When my season came to an abrupt end this past spring, I felt more relieved than I was upset. For months things hadn’t been going my way, and I was frustrated with my body. Mentally, I was burnt out. All fun had been zapped from the game, and I was at peace with having to take some time off to regroup. Upon finishing, I knew I had to get away. I weighed my options between traveling around Asia, or getting in my car and seeing the country and visiting friends. Financially, the latter won out, and I spent the next two weeks and 7.000 miles on the road, seeing incredible things, making memories, and most importantly, having time away from the sport. I ended up taking three much needed weeks off from running, to allow my body and mind to fully heal.

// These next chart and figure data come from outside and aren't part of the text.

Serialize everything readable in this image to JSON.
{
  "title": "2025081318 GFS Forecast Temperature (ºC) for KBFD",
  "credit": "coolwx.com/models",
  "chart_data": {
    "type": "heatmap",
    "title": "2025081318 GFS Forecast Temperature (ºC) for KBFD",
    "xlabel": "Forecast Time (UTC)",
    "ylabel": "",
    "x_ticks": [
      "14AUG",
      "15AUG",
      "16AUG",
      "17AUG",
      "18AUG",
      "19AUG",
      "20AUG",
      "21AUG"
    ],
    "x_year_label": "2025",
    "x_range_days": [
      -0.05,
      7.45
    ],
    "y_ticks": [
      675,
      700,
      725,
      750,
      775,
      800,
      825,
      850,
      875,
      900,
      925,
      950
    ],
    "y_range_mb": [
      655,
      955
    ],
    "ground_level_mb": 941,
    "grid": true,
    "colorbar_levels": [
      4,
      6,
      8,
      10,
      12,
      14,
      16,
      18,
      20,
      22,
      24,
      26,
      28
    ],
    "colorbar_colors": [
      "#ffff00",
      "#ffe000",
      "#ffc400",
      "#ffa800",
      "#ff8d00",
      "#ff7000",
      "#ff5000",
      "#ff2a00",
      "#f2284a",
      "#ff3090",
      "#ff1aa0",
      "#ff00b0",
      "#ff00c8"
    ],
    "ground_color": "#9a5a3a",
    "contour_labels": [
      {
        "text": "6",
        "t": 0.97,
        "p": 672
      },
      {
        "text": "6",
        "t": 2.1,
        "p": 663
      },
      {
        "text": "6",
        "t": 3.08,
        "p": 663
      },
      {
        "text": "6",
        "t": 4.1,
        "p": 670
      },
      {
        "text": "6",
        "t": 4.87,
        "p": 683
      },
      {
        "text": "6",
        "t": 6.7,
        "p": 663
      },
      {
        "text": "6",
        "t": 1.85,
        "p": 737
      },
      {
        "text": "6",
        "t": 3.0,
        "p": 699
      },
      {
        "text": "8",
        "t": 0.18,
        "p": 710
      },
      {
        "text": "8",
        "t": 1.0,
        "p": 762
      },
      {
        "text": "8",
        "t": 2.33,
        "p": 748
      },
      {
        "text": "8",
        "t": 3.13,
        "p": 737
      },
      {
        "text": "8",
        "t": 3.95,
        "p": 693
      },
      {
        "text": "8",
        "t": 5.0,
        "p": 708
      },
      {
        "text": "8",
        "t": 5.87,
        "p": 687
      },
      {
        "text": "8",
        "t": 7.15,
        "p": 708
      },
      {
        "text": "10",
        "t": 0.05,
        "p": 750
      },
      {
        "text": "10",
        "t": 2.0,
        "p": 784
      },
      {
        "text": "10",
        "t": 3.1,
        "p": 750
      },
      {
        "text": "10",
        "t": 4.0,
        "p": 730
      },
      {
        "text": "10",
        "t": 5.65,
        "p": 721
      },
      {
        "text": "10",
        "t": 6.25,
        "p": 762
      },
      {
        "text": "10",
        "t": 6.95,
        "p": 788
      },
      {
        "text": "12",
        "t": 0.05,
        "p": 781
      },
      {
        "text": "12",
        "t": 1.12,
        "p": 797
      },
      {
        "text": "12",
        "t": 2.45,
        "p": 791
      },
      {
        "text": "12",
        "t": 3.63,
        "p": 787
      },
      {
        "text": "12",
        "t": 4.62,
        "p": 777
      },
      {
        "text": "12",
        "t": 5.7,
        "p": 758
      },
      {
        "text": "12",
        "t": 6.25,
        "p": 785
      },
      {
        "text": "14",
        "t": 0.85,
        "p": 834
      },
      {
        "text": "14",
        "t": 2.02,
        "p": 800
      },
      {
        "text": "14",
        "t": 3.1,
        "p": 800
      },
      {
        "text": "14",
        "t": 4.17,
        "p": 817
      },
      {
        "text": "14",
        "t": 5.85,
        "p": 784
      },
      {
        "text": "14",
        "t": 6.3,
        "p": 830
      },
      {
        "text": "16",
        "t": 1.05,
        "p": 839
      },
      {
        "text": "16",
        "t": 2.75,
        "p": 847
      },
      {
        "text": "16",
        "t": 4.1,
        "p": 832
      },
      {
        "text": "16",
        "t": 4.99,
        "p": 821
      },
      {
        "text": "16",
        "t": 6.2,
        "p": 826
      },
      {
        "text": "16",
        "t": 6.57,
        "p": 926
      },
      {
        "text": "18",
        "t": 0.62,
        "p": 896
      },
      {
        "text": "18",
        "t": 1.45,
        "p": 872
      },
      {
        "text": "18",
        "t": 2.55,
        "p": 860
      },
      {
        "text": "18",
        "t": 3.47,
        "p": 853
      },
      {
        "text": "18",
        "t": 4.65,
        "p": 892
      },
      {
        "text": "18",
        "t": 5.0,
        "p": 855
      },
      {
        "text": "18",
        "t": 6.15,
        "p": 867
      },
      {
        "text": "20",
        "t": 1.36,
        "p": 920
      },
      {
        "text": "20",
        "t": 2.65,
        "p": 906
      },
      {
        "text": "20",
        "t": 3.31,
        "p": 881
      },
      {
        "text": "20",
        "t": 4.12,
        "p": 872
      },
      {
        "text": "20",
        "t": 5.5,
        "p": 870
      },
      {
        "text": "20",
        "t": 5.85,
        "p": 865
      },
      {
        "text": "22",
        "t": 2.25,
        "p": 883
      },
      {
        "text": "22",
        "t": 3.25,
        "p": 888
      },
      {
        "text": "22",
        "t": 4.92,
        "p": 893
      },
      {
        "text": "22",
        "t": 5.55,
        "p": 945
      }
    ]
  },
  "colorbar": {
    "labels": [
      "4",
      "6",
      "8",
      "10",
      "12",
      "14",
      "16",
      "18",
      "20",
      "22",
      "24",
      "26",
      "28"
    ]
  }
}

I have just begun my fourth week of training, and to say that I am being conservative would be an understatement. I get a phone call from Gags just about every other day checking in on me, and his only concern ever is if I am feeling healthy. As a close friend of mine always preaches, ‘the goal of an athlete should only ever be to be, stay or get healthy.” I started by running 20 minutes a day, and over 3 weeks later I am up to 35 minutes a day. My new stretching and strengthening routine (http://www.whartonhealth.com/flexibility-strength-dvd) has become a daily ritual. Each day is surrounded with infinite time to do everything I need to do to be successful, as I cautiously build my mileage back to normal levels. Luckily my mother works at a bookstore and can fulfill my voracious reading habits, because recovery has been key for me this summer and there’s a lot of sitting around.
My gleeful return to New York has reminded me of the importance in balancing sport and life. It’s been a relief to set myself in place with friends and family who share no concern for running. I have high school friends still making fun of my shorts and who are confused about why I shave my legs. And that’s nice to hear, because it puts things into perspective, which is essential when I am watching European escapades from afar. Now that I am back training in some capacity and seeing the recent success of US distance running, it has been a source of inspiration, and I am hungry again.
But motivation has come from other directions as well. Last week a few friends and I met up for a short jaunt around the local state park. I don’t know why I had never explored this place further when I was younger, but it is filled with trails. One of my buddies brought his little brother who was going to tag along. We got talking about his training, and what his plans were for the summer. The more and more we talked, or rather, that I asked, I realized—this kid has no clue what he’s doing. I asked him what he wanted to accomplish this fall, and what some of his long-term goals were. He was light on his feet, and a fluent stride. I thought surely he’d tell me about his plans for states, or to qualify for nationals. But he was just out running and trying to keep up with his big brother, having some fun and trying to get faster. And that’s exactly what I was doing out there. So as the summer miles pile up, I’m reminded to allow my mind to wander and dream, because right now, anything is possible.